君の声が聞きたくて 〜Your voice〜【気象系BL】
第10章 trill
これで良いかな…
さっきより目に見える床面積に満足して、汗を拭った俺の首筋に、ヒンヤリと冷たい物が当てられる。
「お疲れ様。弁当、温め直したから食お?」
いつの間に用意してくれたのか、ローテーブルの上に弁当のパックが並べられている。
つか、冷てぇ…
俺は肩を竦ませながら、櫻井さんと並んでソファに座った。
二人で同時に手を合わせ、同時に箸で弁当を突っつく。
「うんめっ!」
食べてる時の櫻井さんは、本当に幸せそうな顔をするから、俺もつい釣られてしまう。
「あ、テレビつけてくれる?」
あっという間に空になったビールの缶を手に、キッチンに入った櫻井さんが言う。
「ほら、一応営業職だから、ニュースくらいは見とかないとさ…」
そう言ってリビングを出て行く櫻井さんの背中を見ながら、やっぱり真面目な人なんだな、と改めて思う。
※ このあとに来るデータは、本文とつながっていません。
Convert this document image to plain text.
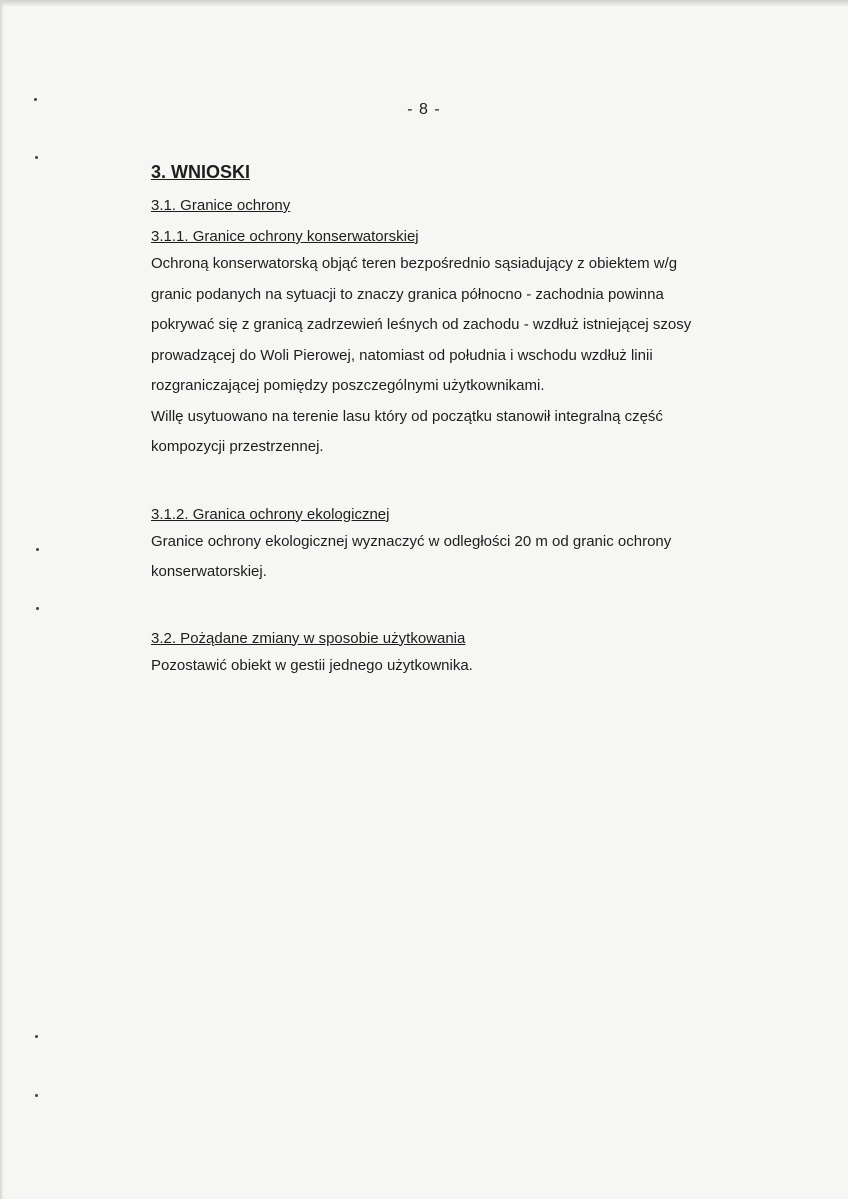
- 8 -
3. WNIOSKI

3.1. Granice ochrony

3.1.1. Granice ochrony konserwatorskiej

Ochroną konserwatorską objąć teren bezpośrednio sąsiadujący z obiektem w/g
granic podanych na sytuacji to znaczy granica północno - zachodnia powinna
pokrywać się z granicą zadrzewień leśnych od zachodu - wzdłuż istniejącej szosy
prowadzącej do Woli Pierowej, natomiast od południa i wschodu wzdłuż linii
rozgraniczającej pomiędzy poszczególnymi użytkownikami.
Willę usytuowano na terenie lasu który od początku stanowił integralną część
kompozycji przestrzennej.

3.1.2. Granica ochrony ekologicznej

Granice ochrony ekologicznej wyznaczyć w odległości 20 m od granic ochrony
konserwatorskiej.

3.2. Pożądane zmiany w sposobie użytkowania

Pozostawić obiekt w gestii jednego użytkownika.
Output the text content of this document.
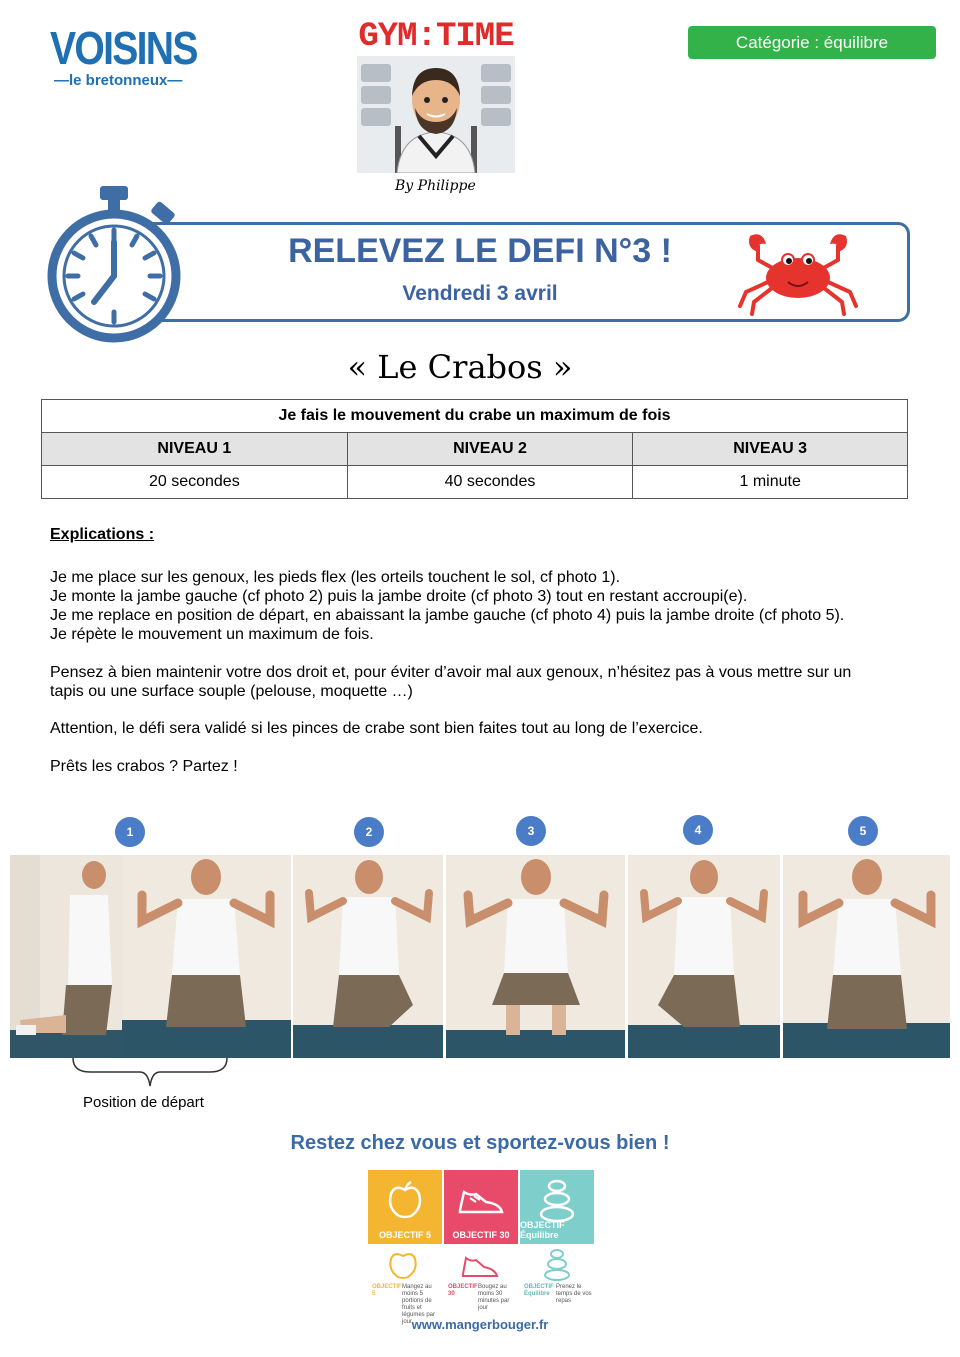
VOISINS
—le bretonneux—
GYM:TIME
By Philippe
Catégorie : équilibre
RELEVEZ LE DEFI N°3 !
Vendredi 3 avril
« Le Crabos »
Je fais le mouvement du crabe un maximum de fois		
NIVEAU 1	NIVEAU 2	NIVEAU 3
20 secondes	40 secondes	1 minute
Explications :
Je me place sur les genoux, les pieds flex (les orteils touchent le sol, cf photo 1).
Je monte la jambe gauche (cf photo 2) puis la jambe droite (cf photo 3) tout en restant accroupi(e).
Je me replace en position de départ, en abaissant la jambe gauche (cf photo 4) puis la jambe droite (cf photo 5).
Je répète le mouvement un maximum de fois.
Pensez à bien maintenir votre dos droit et, pour éviter d’avoir mal aux genoux, n’hésitez pas à vous mettre sur un tapis ou une surface souple (pelouse, moquette …)
Attention, le défi sera validé si les pinces de crabe sont bien faites tout au long de l’exercice.
Prêts les crabos ? Partez !
1	2	3	4	5
Position de départ
Restez chez vous et sportez-vous bien !
OBJECTIF 5 OBJECTIF 30
OBJECTIF Équilibre
OBJECTIF 5
Mangez au moins 5 portions de fruits et légumes par jour
OBJECTIF 30
Bougez au moins 30 minutes par jour
OBJECTIF Équilibre
Prenez le temps de vos repas
www.mangerbouger.fr
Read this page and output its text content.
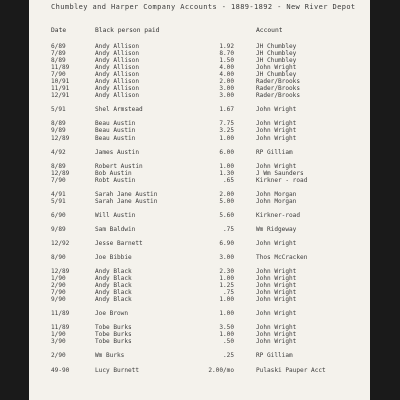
Chumbley and Harper Company Accounts - 1889-1892 - New River Depot
Date	Black person paid	Account
6/89	Andy Allison	1.92	JH Chumbley
7/89	Andy Allison	8.70	JH Chumbley
8/89	Andy Allison	1.50	JH Chumbley
11/89	Andy Allison	4.00	John Wright
7/90	Andy Allison	4.00	JH Chumbley
10/91	Andy Allison	2.00	Rader/Brooks
11/91	Andy Allison	3.00	Rader/Brooks
12/91	Andy Allison	3.00	Rader/Brooks
5/91	Shel Armstead	1.67	John Wright
8/89	Beau Austin	7.75	John Wright
9/89	Beau Austin	3.25	John Wright
12/89	Beau Austin	1.00	John Wright
4/92	James Austin	6.00	RP Gilliam
8/89	Robert Austin	1.00	John Wright
12/89	Bob Austin	1.30	J Wm Saunders
7/90	Robt Austin	.65	Kirkner - road
4/91	Sarah Jane Austin	2.00	John Morgan
5/91	Sarah Jane Austin	5.00	John Morgan
6/90	Will Austin	5.60	Kirkner-road
9/89	Sam Baldwin	.75	Wm Ridgeway
12/92	Jesse Barnett	6.90	John Wright
8/90	Joe Bibbie	3.00	Thos McCracken
12/89	Andy Black	2.30	John Wright
1/90	Andy Black	1.00	John Wright
2/90	Andy Black	1.25	John Wright
7/90	Andy Black	.75	John Wright
9/90	Andy Black	1.00	John Wright
11/89	Joe Brown	1.00	John Wright
11/89	Tobe Burks	3.50	John Wright
1/90	Tobe Burks	1.00	John Wright
3/90	Tobe Burks	.50	John Wright
2/90	Wm Burks	.25	RP Gilliam
49-90	Lucy Burnett	2.00/mo	Pulaski Pauper Acct
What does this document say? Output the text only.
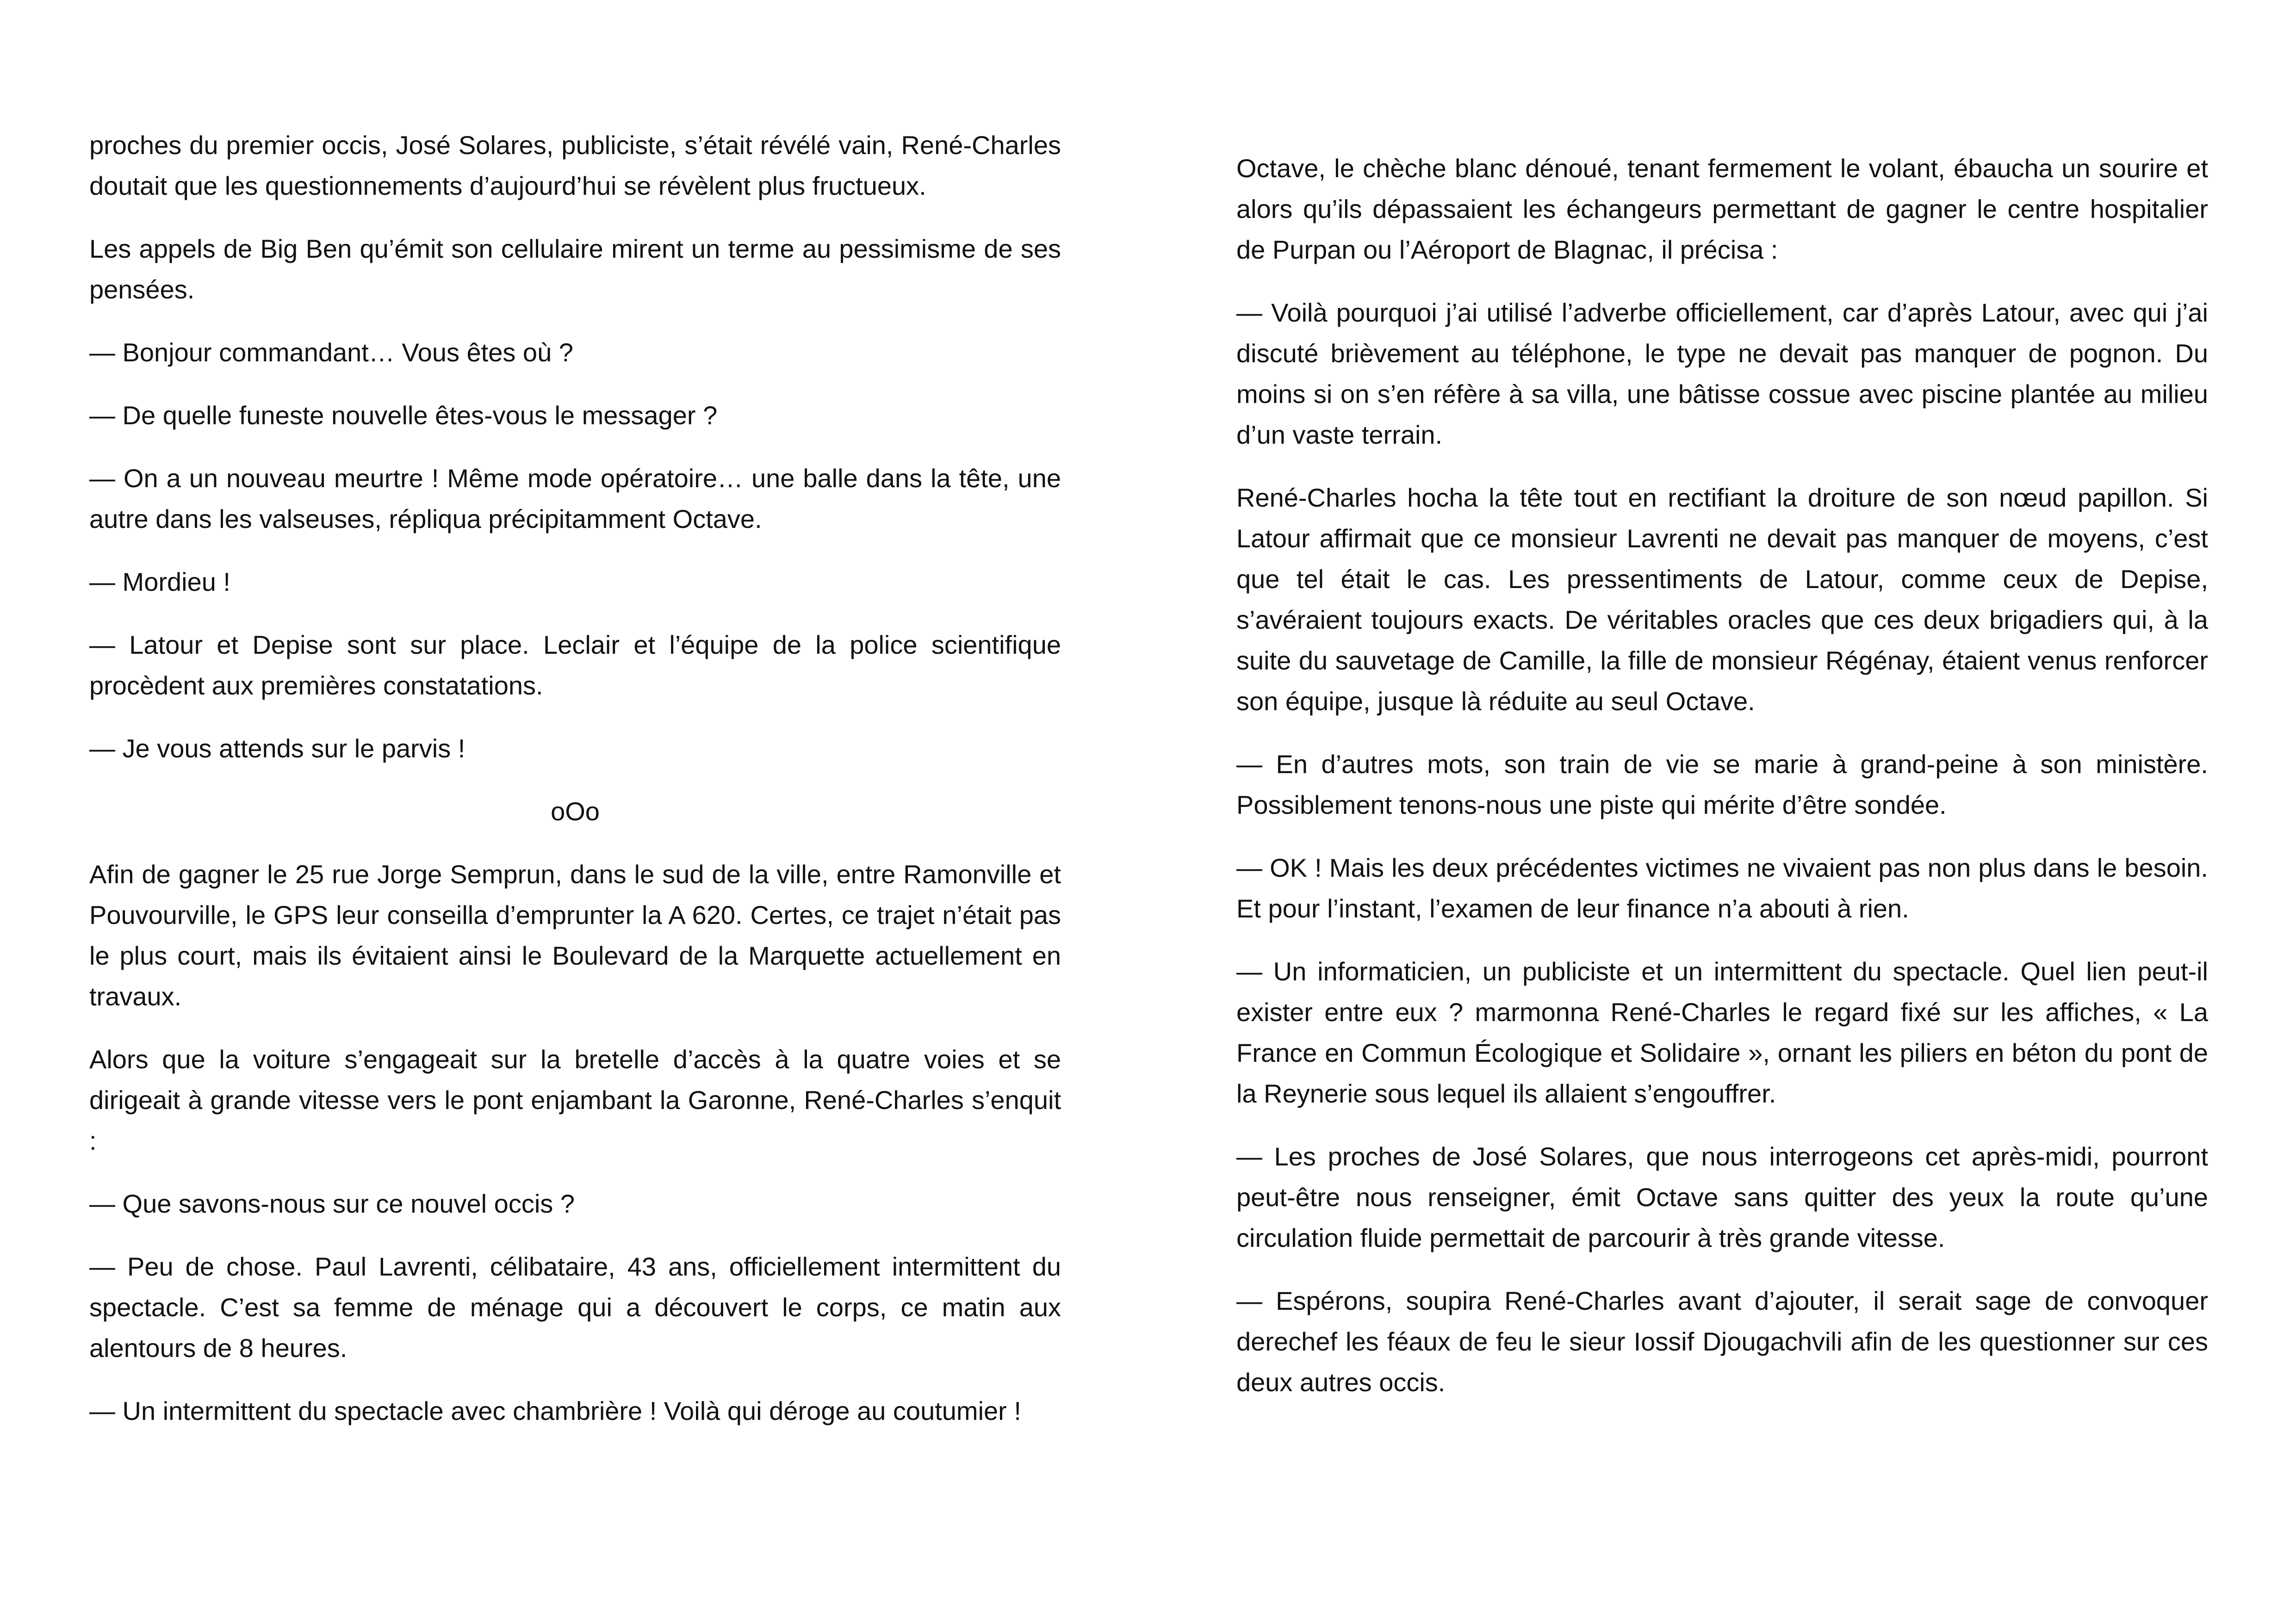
proches du premier occis, José Solares, publiciste, s’était révélé vain, René-Charles doutait que les questionnements d’aujourd’hui se révèlent plus fructueux.

Les appels de Big Ben qu’émit son cellulaire mirent un terme au pessimisme de ses pensées.

— Bonjour commandant… Vous êtes où ?

— De quelle funeste nouvelle êtes-vous le messager ?

— On a un nouveau meurtre ! Même mode opératoire… une balle dans la tête, une autre dans les valseuses, répliqua précipitamment Octave.

— Mordieu !

— Latour et Depise sont sur place. Leclair et l’équipe de la police scientifique procèdent aux premières constatations.

— Je vous attends sur le parvis !

oOo

Afin de gagner le 25 rue Jorge Semprun, dans le sud de la ville, entre Ramonville et Pouvourville, le GPS leur conseilla d’emprunter la A 620. Certes, ce trajet n’était pas le plus court, mais ils évitaient ainsi le Boulevard de la Marquette actuellement en travaux.

Alors que la voiture s’engageait sur la bretelle d’accès à la quatre voies et se dirigeait à grande vitesse vers le pont enjambant la Garonne, René-Charles s’enquit :

— Que savons-nous sur ce nouvel occis ?

— Peu de chose. Paul Lavrenti, célibataire, 43 ans, officiellement intermittent du spectacle. C’est sa femme de ménage qui a découvert le corps, ce matin aux alentours de 8 heures.

— Un intermittent du spectacle avec chambrière ! Voilà qui déroge au coutumier !

Octave, le chèche blanc dénoué, tenant fermement le volant, ébaucha un sourire et alors qu’ils dépassaient les échangeurs permettant de gagner le centre hospitalier de Purpan ou l’Aéroport de Blagnac, il précisa :

— Voilà pourquoi j’ai utilisé l’adverbe officiellement, car d’après Latour, avec qui j’ai discuté brièvement au téléphone, le type ne devait pas manquer de pognon. Du moins si on s’en réfère à sa villa, une bâtisse cossue avec piscine plantée au milieu d’un vaste terrain.

René-Charles hocha la tête tout en rectifiant la droiture de son nœud papillon. Si Latour affirmait que ce monsieur Lavrenti ne devait pas manquer de moyens, c’est que tel était le cas. Les pressentiments de Latour, comme ceux de Depise, s’avéraient toujours exacts. De véritables oracles que ces deux brigadiers qui, à la suite du sauvetage de Camille, la fille de monsieur Régénay, étaient venus renforcer son équipe, jusque là réduite au seul Octave.

— En d’autres mots, son train de vie se marie à grand-peine à son ministère. Possiblement tenons-nous une piste qui mérite d’être sondée.

— OK ! Mais les deux précédentes victimes ne vivaient pas non plus dans le besoin. Et pour l’instant, l’examen de leur finance n’a abouti à rien.

— Un informaticien, un publiciste et un intermittent du spectacle. Quel lien peut-il exister entre eux ? marmonna René-Charles le regard fixé sur les affiches, « La France en Commun Écologique et Solidaire », ornant les piliers en béton du pont de la Reynerie sous lequel ils allaient s’engouffrer.

— Les proches de José Solares, que nous interrogeons cet après-midi, pourront peut-être nous renseigner, émit Octave sans quitter des yeux la route qu’une circulation fluide permettait de parcourir à très grande vitesse.

— Espérons, soupira René-Charles avant d’ajouter, il serait sage de convoquer derechef les féaux de feu le sieur Iossif Djougachvili afin de les questionner sur ces deux autres occis.
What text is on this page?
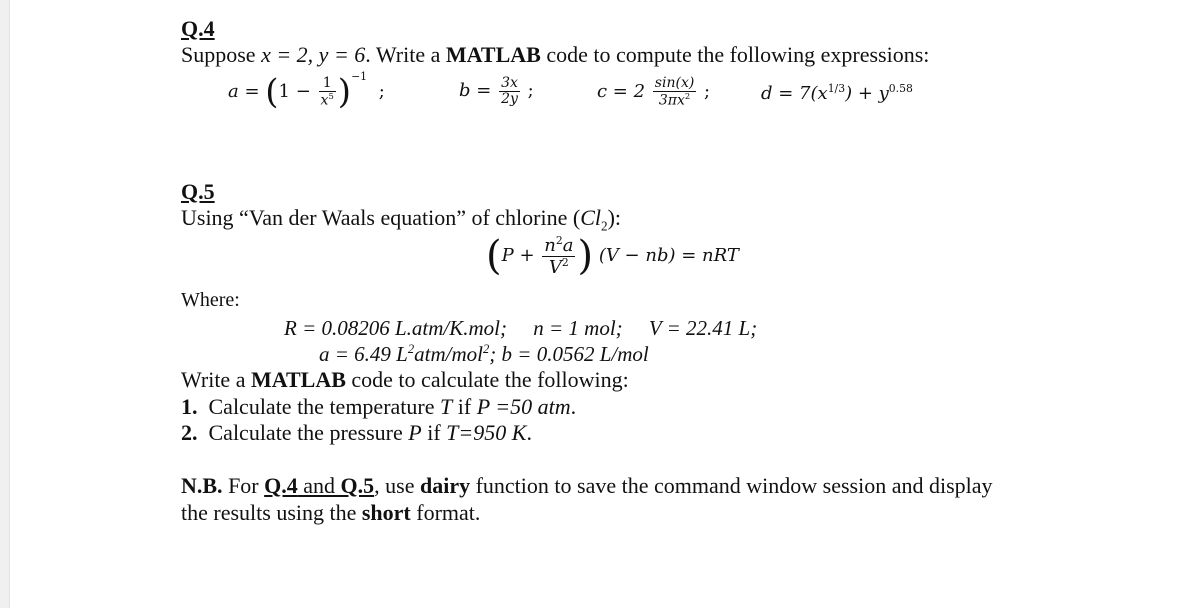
Q.4
Suppose x = 2, y = 6. Write a MATLAB code to compute the following expressions:
$a = (1 - \frac{1}{x^5} )^{-1}$ ;	$b = \frac{3x}{2y}$ ;	$c = 2 \frac{\sin(x)}{3\pi x^2}$ ;	$d = 7(x^{1/3}) + y^{0.58}$
Q.5
Using “Van der Waals equation” of chlorine $(Cl_2)$:
($P + \frac{n^2a}{V^2}$ ) (V − nb) = nRT
Where:
R = 0.08206 L.atm/K.mol;     n = 1 mol;     V = 22.41 L;
a = 6.49 $L^2atm/mol^2$; b = 0.0562 L/mol
Write a MATLAB code to calculate the following:
1. Calculate the temperature T if P =50 atm.
2. Calculate the pressure P if T=950 K.
N.B. For Q.4 and Q.5, use dairy function to save the command window session and display
the results using the short format.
俺はテレビなんて滅多に見ないから、テレビはあるけど、殆ど付けたことがない。
俺はテーブルの隅に置いてあったリモコンを手に取ると、「電源」と書いてあったボタンを一つ押した。
テレビがパチンと付き、映像が流れ始め、続けて聞こえて来た、明らかに行為を思わせる声。
しかも男…の?
これって…
もしかしなくても、そう…だよ…な?
俺は咄嗟にテレビの電源ボタンを押した。
心臓がバクバクと鳴って、顔が熱くなるのが分かる。
初めてってわけじゃない。
ニノと一緒に何度か見たことはある。
でもまさか櫻井さんがこんなのを見てるなんて…
俺と付き合いだしたから?
だからわざわざこんなモンで…?
確かに、櫻井さんは元々ノンケだし、男女のセックスしか経験して来なかった人にしてみれば、男同士のセックスは未知の世界なのかもしれない。